COSC 388: Machine Learning

Project 1
Fall 2003

Due: Sep 15 @ 5 P.M.
4 points

  1. Design a file format for training and testing examples. The design should include information about attributes and classes and their domains. Users should be able to represent discrete (e.g., numCPU has four values), symbolic (e.g., color = {red, blue, green}), and continuous (e.g., weight) attributes and class labels. You may have users store this information in as few or as many files as deemed necessary, as long as they have standard and appropriate extensions, such as .names, .atts, .train, .egs, .data, .dta, .test, .tst, and the like. Do not assume that all attribute values will be present in the examples. Most implementations require either two or three files.

  2. Design an API for reading, checking, accessing, and manipulating examples, class labels, attributes, their values, and their domains.

  3. Implement the design using the language of your choosing (C, C++, Java, or Fortran 77); however, it must compile and run on gusun, cssun, or daruma.
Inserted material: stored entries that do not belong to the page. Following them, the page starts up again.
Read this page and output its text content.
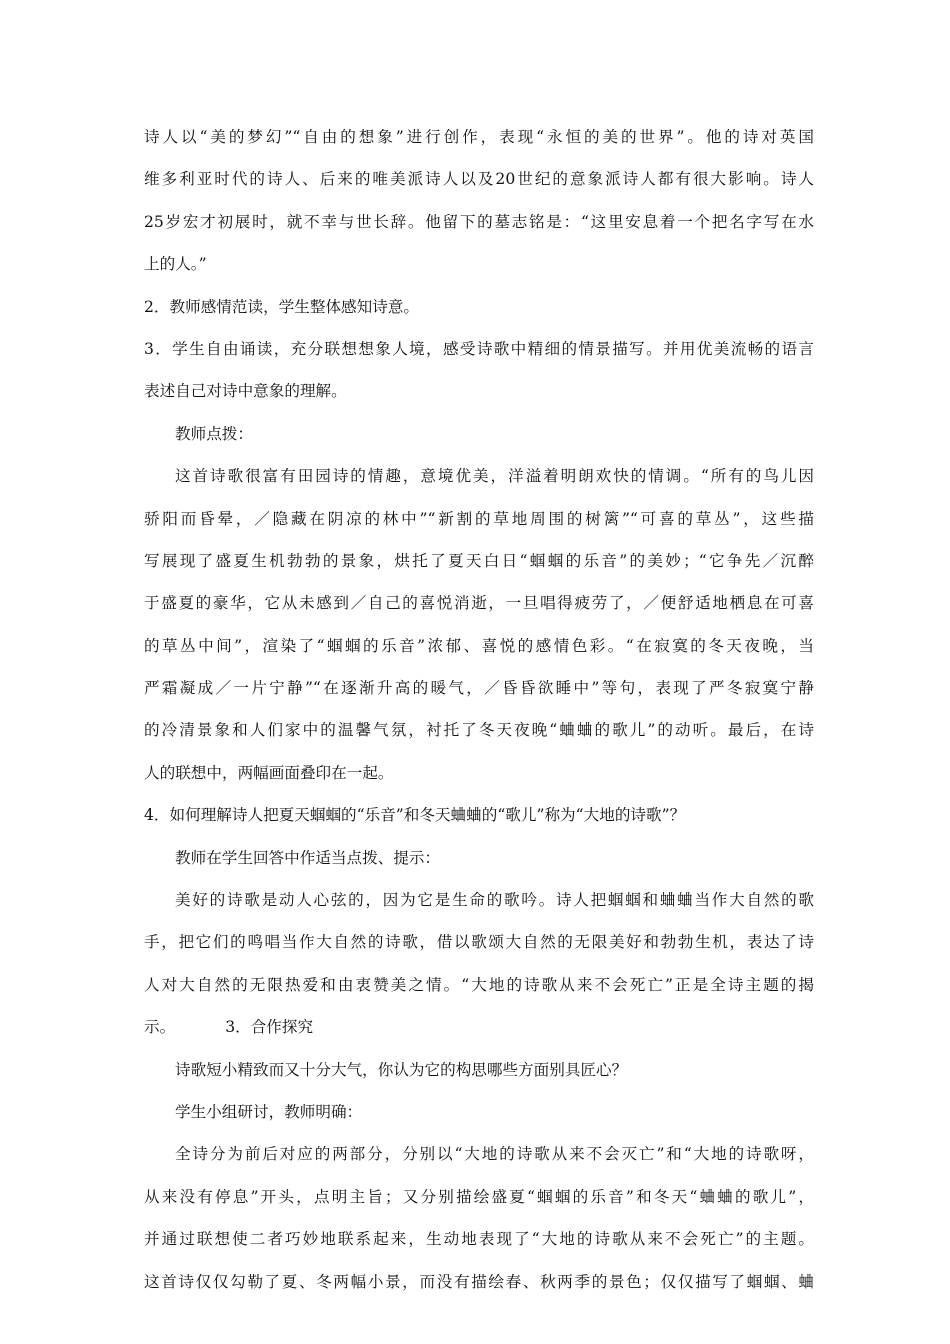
诗人以“美的梦幻”“自由的想象”进行创作，表现“永恒的美的世界”。他的诗对英国
维多利亚时代的诗人、后来的唯美派诗人以及20世纪的意象派诗人都有很大影响。诗人
25岁宏才初展时，就不幸与世长辞。他留下的墓志铭是：“这里安息着一个把名字写在水
上的人。”
2．教师感情范读，学生整体感知诗意。
3．学生自由诵读，充分联想想象人境，感受诗歌中精细的情景描写。并用优美流畅的语言
表述自己对诗中意象的理解。
教师点拨：
这首诗歌很富有田园诗的情趣，意境优美，洋溢着明朗欢快的情调。“所有的鸟儿因
骄阳而昏晕，／隐藏在阴凉的林中”“新割的草地周围的树篱”“可喜的草丛”，这些描
写展现了盛夏生机勃勃的景象，烘托了夏天白日“蝈蝈的乐音”的美妙；“它争先／沉醉
于盛夏的豪华，它从未感到／自己的喜悦消逝，一旦唱得疲劳了，／便舒适地栖息在可喜
的草丛中间”，渲染了“蝈蝈的乐音”浓郁、喜悦的感情色彩。“在寂寞的冬天夜晚，当
严霜凝成／一片宁静”“在逐渐升高的暖气，／昏昏欲睡中”等句，表现了严冬寂寞宁静
的冷清景象和人们家中的温馨气氛，衬托了冬天夜晚“蛐蛐的歌儿”的动听。最后，在诗
人的联想中，两幅画面叠印在一起。
4．如何理解诗人把夏天蝈蝈的“乐音”和冬天蛐蛐的“歌儿”称为“大地的诗歌”？
教师在学生回答中作适当点拨、提示：
美好的诗歌是动人心弦的，因为它是生命的歌吟。诗人把蝈蝈和蛐蛐当作大自然的歌
手，把它们的鸣唱当作大自然的诗歌，借以歌颂大自然的无限美好和勃勃生机，表达了诗
人对大自然的无限热爱和由衷赞美之情。“大地的诗歌从来不会死亡”正是全诗主题的揭
示。	3．合作探究
诗歌短小精致而又十分大气，你认为它的构思哪些方面别具匠心？
学生小组研讨，教师明确：
全诗分为前后对应的两部分，分别以“大地的诗歌从来不会灭亡”和“大地的诗歌呀，
从来没有停息”开头，点明主旨；又分别描绘盛夏“蝈蝈的乐音”和冬天“蛐蛐的歌儿”，
并通过联想使二者巧妙地联系起来，生动地表现了“大地的诗歌从来不会死亡”的主题。
这首诗仅仅勾勒了夏、冬两幅小景，而没有描绘春、秋两季的景色；仅仅描写了蝈蝈、蛐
If using C, C++, or Fortran, use make. Makefile.c and Makefile.c++ are examples, but at some point before the due date, I'll conduct a tutorial on the mysterious world of makefiles. The implementation must be general, meaning that it should work for all possible data sets. Do not use static data structures.

  4. By the way, if I haven't already said it in class, start copying and sorting your e-mail into two folders: spam and nonspam. Project 5 will involve learning to detect spam, and it's tricky for me to provide you with e-mail.

  5. Back to P1, use the following data to test your program. Regardless of the number of files the implementation requires, the executable should read any needed parameters, such as the filestem from the command line:
    % readdata -f bikes
    % readdata -tr bikes.train -te bikes.test
    % readdata -t bikes.train -T bikes.test
    

    Make Tires Handle Bars Water Bottles Weight Bike Type
    Trek Knobby Straight 1 250.3 Mountain
    Bridgestone Treads Straight 2 200.1 Hybrid
    Cannondale Knobby Curved 0 222.9 Mountain
    Nishiki Treads Curved 1 190.3 Hybrid
    Trek Treads Straight 2 196.8 Hybrid

    All of these values are correct, but your implementation should perform light checks for data integrity.

Instructions for Submission: In the header comments, provide the following information:
//
// Name
// E-mail Address
// Platform: Windows, OS X, Redhat, Solaris (cssun/gusun/daruma), etc.
// Development Environment: gcc, g++, java, g77, etc.
// Mail Client: mailx, pine, GUMail, Netscape, Yahoo!, etc.
//
When you are ready to submit your program for grading, create a compressed archive of a directory containing your project and send it to me by e-mail as an attachment, as described below.

As an example, assume your net ID is ab123 your present working directory is $HOME/cosc388 which contains the directory p1. This directory, in turn, contains the files for your project.

To create such an archive, begin by creating new directory with a name following the format <netid>.p<project#>. You must use this naming convention for all projects this semester. To create the directory ab123.p1, type at the UNIX prompt (%):

% mkdir ab123.p1
Copy the project files into this directory:
% cp p1/* ab123.pl
Archive this directory:
% tar -cf ab123.tar ab123.p1
This will create the file ab123.tar, which will contain the directory ab123.p1 and its contents. You can look at its contents by typing
% tar -tf ab123.tar
Compress the archive by typing
% gzip ab123.tar
which creates the file ab123.tar.gz.

Attach this file to an e-mail with the subject "ab123.tar.gz" (no quotes).

Submit your project before 5:00 P.M. on the due date.

Once submitted, it is important to keep an electronic copy of your project on either cssun or gusun. These systems are regularly backed-up, and if we lose your project or the e-mail system breaks, then we will need to look at the modification date and time of your project to ensure that you submitted it before it was due. If you developed your code on a Windows machine, then use a secure ftp client to transfer your files or the archive to cssun or gusun.

Finally, when storing source code on university machines, it is important to set file permissions so others cannot read the file. To turn off such read/write permissions, type at the UNIX prompt chmod og-rw <file>, where <file> is the name of your source file.